In summary, experimental data suggest increased virus replication in CF which can result in severe pulmonary damage and which can facilitate infections with bacteria colonizing the CF lungs. More data, especially in the human model, are necessary to further elucidate the role of viruses in CF lung disease (Fig. 1 ).

Fig. 1.

Fig. 1

Overview of clinical and experimental data on viral respiratory infections in CF.

4. Implications

Further knowledge about the role of viruses in CF lung disease might result in new therapeutic strategies to improve prognosis of patients with CF.

Prevention of viral infections in patients with CF might be reached by active or passive immunization. At present, annual influenza vaccination is advised to all CF patients, although there are some doubts about its effectiveness [4], [9], [29], [30]. Passive immunization against RSV can be performed with paluvizumab, but data on effectiveness in CF patients are lacking. Active vaccination against RSV in CF patients is in development [31].

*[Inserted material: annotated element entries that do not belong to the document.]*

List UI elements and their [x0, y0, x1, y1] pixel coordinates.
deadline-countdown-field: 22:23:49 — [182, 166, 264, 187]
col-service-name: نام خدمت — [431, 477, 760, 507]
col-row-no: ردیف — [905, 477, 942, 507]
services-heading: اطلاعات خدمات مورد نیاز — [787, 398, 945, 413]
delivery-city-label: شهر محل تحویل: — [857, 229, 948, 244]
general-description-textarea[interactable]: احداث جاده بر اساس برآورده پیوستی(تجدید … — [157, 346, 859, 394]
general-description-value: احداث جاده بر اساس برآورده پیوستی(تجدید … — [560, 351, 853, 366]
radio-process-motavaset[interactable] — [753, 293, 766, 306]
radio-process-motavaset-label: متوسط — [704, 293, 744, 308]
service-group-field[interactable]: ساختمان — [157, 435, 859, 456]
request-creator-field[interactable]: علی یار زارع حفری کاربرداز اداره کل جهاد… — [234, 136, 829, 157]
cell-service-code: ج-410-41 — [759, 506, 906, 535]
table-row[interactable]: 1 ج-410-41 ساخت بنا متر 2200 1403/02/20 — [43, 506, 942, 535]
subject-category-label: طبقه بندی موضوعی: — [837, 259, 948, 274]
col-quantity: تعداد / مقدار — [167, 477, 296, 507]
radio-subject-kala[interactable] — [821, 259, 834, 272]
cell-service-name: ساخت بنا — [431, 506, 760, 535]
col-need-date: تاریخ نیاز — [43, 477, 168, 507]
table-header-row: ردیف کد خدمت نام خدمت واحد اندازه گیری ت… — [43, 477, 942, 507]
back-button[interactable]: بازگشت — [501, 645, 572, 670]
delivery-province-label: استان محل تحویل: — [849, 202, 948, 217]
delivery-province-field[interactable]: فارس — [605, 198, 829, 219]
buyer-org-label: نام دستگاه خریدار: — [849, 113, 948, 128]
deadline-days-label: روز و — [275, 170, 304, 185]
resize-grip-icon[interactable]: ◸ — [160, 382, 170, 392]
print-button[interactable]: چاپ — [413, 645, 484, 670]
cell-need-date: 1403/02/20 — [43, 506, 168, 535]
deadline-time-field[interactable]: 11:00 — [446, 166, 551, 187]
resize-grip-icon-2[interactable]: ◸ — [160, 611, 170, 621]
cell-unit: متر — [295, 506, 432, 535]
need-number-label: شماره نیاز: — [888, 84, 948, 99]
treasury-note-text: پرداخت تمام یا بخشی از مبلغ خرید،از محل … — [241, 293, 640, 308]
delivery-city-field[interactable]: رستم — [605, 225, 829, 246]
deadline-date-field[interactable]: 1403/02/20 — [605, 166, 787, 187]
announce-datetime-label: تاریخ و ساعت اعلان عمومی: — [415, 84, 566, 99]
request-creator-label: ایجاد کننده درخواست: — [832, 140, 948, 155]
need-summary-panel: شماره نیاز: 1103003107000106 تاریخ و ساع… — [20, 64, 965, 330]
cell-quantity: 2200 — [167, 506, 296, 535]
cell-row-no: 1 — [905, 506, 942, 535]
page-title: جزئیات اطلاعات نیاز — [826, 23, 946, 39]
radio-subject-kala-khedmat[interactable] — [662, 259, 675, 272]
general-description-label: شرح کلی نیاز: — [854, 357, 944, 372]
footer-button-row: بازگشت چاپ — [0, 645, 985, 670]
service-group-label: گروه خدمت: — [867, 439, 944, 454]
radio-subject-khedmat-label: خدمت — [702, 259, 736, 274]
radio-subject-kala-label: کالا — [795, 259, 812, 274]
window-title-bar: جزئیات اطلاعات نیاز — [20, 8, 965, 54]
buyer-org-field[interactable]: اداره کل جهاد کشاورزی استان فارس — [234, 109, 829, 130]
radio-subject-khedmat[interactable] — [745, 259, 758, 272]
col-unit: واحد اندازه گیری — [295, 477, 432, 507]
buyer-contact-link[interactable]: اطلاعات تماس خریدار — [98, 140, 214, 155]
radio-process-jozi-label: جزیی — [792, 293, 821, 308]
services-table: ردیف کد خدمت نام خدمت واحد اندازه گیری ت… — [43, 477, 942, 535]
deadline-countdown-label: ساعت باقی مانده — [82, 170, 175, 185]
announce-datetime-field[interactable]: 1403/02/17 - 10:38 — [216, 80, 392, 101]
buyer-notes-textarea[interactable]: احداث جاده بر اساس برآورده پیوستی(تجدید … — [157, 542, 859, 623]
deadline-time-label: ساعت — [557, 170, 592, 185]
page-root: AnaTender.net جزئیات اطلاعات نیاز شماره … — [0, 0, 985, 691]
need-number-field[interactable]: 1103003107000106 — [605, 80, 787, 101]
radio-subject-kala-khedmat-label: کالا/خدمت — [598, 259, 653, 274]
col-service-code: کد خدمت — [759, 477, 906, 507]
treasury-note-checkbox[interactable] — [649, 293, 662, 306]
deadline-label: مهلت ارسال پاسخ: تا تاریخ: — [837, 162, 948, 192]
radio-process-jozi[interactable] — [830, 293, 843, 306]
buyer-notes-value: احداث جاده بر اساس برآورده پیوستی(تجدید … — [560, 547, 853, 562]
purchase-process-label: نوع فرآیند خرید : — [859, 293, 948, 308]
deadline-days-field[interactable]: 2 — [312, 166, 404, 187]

Another strategy might be inhibition of virus replication. Effective antiviral agents are available. Amantadine [32], zanamivir [33] and oseltamavir [34] can be used against influenza virus infection. Treatment with oseltamavir improved survival from 0% to 75% in a mouse model of secondary pneumococcal pneumonia after influenza virus infection, even when therapy was delayed for up to 5 days after influenza virus infection [35]. Ribavirine can possibly be used against RSV [36] and plecoranil against picornaviruses [37]. Beside these specific virus inhibitors, there is some indication that interferon [17] and statins [38] can interfere with virus replication.

Influencing the interaction between viruses and bacteria could be a next pathway to diminish respiratory morbidity in CF patients. Low-threshold use of antibiotics during viral infections in patients with CF might prevent secondary bacterial infections, but data are lacking. Further knowledge about specific interaction between viruses and bacteria might lead to development of new therapeutic options.

Up until now, there is no evidence for most suggested options in general, or more specifically in CF. Efforts should be made to design studies exploring these options.